Different in every respect is the ballet Fancy Free, first seen in New York on 18 April 1944 and which brought Bernstein his first big public success. Yet for all its sophisticated chic, Fancy Free is almost symphonically conceived in the way that its seven sections all merge into a coherent entity, each of them informed by aspects of the ebullient theme heard at the outset of the ballet. Before curtain up, the sound of a juke box playing the blues number Big Stuff, originally sung by Billie Holiday, can be heard. Set in wartime America, the scene is a New York side-street bar, into which three sailors raucously emerge. On leave in the city for just 24 hours, they are on the lookout for girls: the story of how they meet one, then another, fight over and lose them, then pursue a third, is the scenario on which the ballet is based.
Enter Three Sailors features jaunty contributions from piano, allotted a concertante rôle throughout much of the score, and percussion, adding greatly to the breezy atmosphere. At length this dies down into Scene at the Bar, where woodwind and strings have the effect of expectantly marking time. Enter Two Girls is a raunchy number with solo piano continuing nonchalantly in the background, and which aptly evokes two males and two females intently sizing each other up. There follows a Pas de Deux, beginning hesitantly, then gaining in conviction as it combines the plaintive and the smoochy with knowing style.
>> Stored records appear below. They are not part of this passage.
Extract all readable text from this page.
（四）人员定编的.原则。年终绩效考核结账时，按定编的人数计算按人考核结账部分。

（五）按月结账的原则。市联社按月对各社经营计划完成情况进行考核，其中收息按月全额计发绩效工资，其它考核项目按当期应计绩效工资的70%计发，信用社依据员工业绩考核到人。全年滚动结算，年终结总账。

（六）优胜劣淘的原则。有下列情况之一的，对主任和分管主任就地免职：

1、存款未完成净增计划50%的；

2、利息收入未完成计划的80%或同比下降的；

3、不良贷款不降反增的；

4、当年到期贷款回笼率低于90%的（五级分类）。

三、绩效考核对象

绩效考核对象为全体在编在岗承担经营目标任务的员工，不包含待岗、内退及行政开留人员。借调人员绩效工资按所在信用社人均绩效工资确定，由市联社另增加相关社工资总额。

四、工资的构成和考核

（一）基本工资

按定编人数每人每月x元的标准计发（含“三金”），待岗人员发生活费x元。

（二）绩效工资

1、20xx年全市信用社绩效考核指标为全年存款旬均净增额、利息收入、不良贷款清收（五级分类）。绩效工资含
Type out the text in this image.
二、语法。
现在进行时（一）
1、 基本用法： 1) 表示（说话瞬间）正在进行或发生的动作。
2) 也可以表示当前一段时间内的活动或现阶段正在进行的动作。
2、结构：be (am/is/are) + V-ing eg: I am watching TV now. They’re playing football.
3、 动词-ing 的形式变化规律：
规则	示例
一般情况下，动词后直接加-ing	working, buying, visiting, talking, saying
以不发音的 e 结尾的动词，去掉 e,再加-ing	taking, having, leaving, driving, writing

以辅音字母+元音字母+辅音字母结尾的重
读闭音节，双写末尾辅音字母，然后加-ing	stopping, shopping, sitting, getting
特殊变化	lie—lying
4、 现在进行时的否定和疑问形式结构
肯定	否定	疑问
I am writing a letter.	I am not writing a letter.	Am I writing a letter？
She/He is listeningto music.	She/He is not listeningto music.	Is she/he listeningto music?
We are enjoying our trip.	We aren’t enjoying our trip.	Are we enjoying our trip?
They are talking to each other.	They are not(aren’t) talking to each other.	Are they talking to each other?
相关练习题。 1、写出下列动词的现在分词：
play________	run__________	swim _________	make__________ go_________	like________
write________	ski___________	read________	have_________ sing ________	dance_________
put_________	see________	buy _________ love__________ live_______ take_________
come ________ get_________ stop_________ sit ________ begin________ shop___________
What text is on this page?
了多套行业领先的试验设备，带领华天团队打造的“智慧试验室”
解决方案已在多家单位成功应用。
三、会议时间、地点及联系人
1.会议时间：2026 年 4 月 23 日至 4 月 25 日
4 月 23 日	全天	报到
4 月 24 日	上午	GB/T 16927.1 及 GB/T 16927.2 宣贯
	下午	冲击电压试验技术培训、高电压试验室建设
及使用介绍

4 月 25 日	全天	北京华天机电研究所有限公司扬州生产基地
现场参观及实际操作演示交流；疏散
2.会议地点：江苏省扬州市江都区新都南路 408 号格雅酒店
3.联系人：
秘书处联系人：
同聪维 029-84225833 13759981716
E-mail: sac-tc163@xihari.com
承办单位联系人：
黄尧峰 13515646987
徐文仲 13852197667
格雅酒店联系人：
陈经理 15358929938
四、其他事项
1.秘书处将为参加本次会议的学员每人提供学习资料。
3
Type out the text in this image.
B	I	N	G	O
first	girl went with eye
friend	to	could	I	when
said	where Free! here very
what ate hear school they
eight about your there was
This evolves into Competition Scene, the music taking on new urgency as the protagonists engage in a confrontational foursome. It moves into three set-pieces. Variation 1 (Galop) is a bracing number which features much hectic syncopation for brass and strings. Variation 2 (Waltz) is a lilting number that takes on a more forceful demeanour at its height. Variation 3 (Danzón) is a rhythmical and subtly-inflected number which evokes both the urbanity and earthiness of Cuban dance music. This leads into Finale, which brings the musical and narrative concerns of the ballet to a climax, an ominous passage for woodwind and solo strings indicating the emotional stalemate of the four characters. The bar music resumes on piano and percussion as if nothing had taken place, before a brass-dominated outburst, implying new amorous adventures, concludes the ballet in decisive fashion.